We connect educational and professional communities, and seek to influence industry and policymakers through our research outcomes.
Centre members work with industry partners to improve the delivery of projects and create integrated project solutions. This reflects the Centre's core mission to challenge organisations and be the leading centre for impact.
We want to challenge and drive change across diversified sectors including construction services and technologies, engineering, architecture, residential, property, mining, oil and gas, education, IT and disaster relief.
In our outreach to the broad academic project management community, we engage in collaborations with academics and research centres in Australia and abroad. Our research addresses all project and portfolio processes, including initiating, planning, executing, monitoring and completion.
Our key research areas are
- Project delivery
- Project performance modelling
- Organisational culture
- Visualisation Integration Collaboration (VIC) Lab
- Supply chain integration.
We are located in the School of Property, Construction and Project Management and have specialist expertise in the construction, architecture, engineering and property industries.
The Centre consolidates several Australian Research Council (ARC), national and state based, as well as internationally funded research projects. CIPS is also home to many PhD and research master degree candidates.
Global impact: why project management matters
According to the International Standards Organization (2015), over 20 million people work in project teams worldwide.
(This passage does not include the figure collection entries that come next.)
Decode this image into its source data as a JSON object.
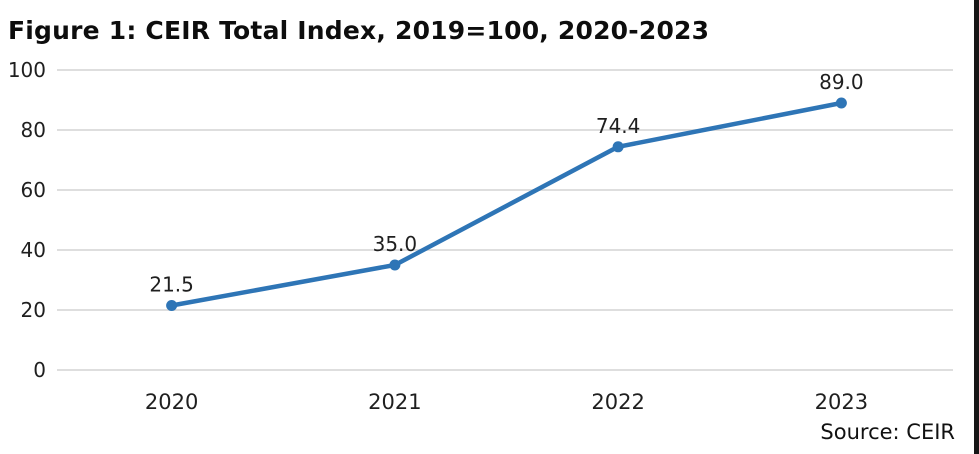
{
  "figure": {
    "source_note": "Source: CEIR"
  },
  "colors": {
    "line": "#2E75B6",
    "marker": "#2E75B6",
    "gridline": "#D9D9D9",
    "tick_text": "#1f1f1f",
    "label_text": "#111111",
    "border_bar": "#161616"
  },
  "chart_data": {
    "type": "line",
    "title": "Figure 1: CEIR Total Index, 2019=100, 2020-2023",
    "categories": [
      "2020",
      "2021",
      "2022",
      "2023"
    ],
    "values": [
      21.5,
      35.0,
      74.4,
      89.0
    ],
    "point_labels": [
      "21.5",
      "35.0",
      "74.4",
      "89.0"
    ],
    "y_ticks": [
      100,
      80,
      60,
      40,
      20,
      0
    ],
    "ylim": [
      0,
      100
    ],
    "xlabel": "",
    "ylabel": "",
    "grid": "horizontal",
    "legend": "none",
    "series_name": "CEIR Total Index"
  }
}
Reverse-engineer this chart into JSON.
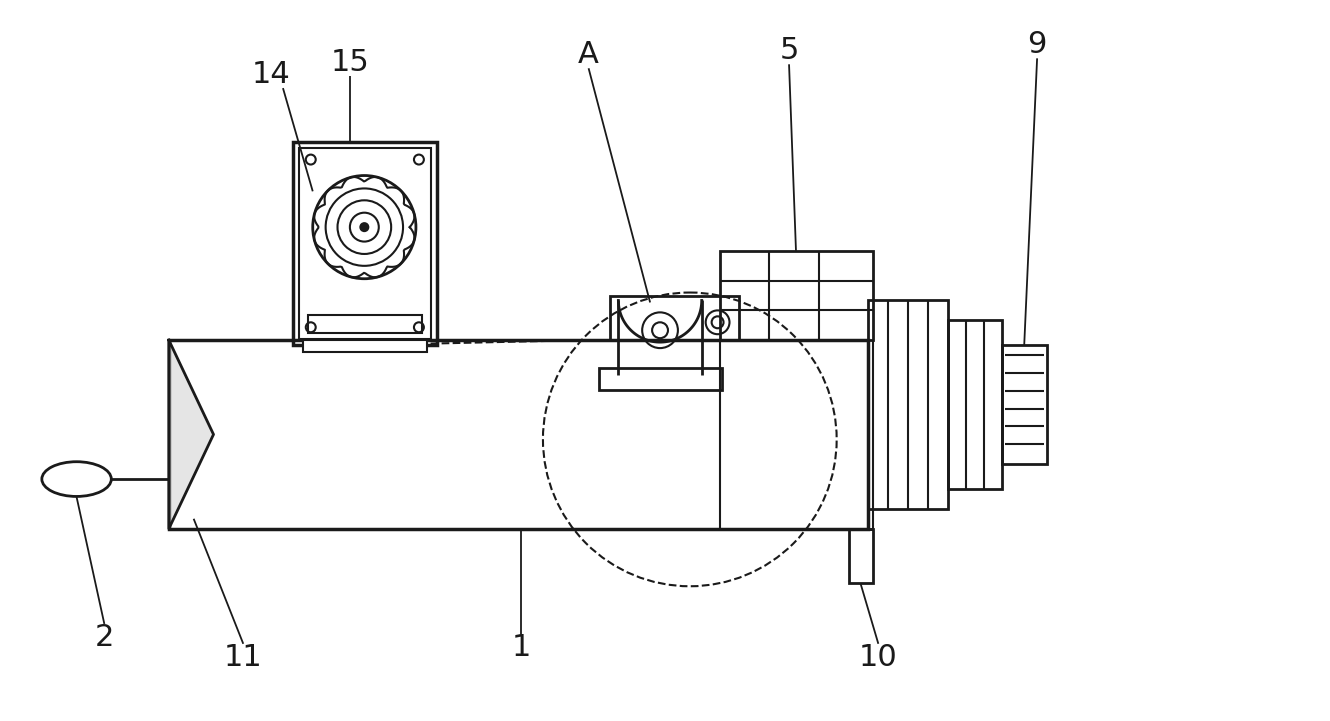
{
  "bg_color": "#ffffff",
  "line_color": "#1a1a1a",
  "fig_width": 13.3,
  "fig_height": 7.21,
  "dpi": 100
}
Significantly, 20 per cent of global GDP (US $12 trillion per year) is spent on fixed capital projects, not including billions spent on new product development, IT software and services, new business process, intellectual property and media production.
There will be a forecasted 32.6 million project-orientated employees in the 11 leading economies by 2016. A study from the Project Management Institute showed that in these leading economies the total GDP will rise to $11.5 trillion, with up to $194 billion of that at risk due to a skills shortage in project management.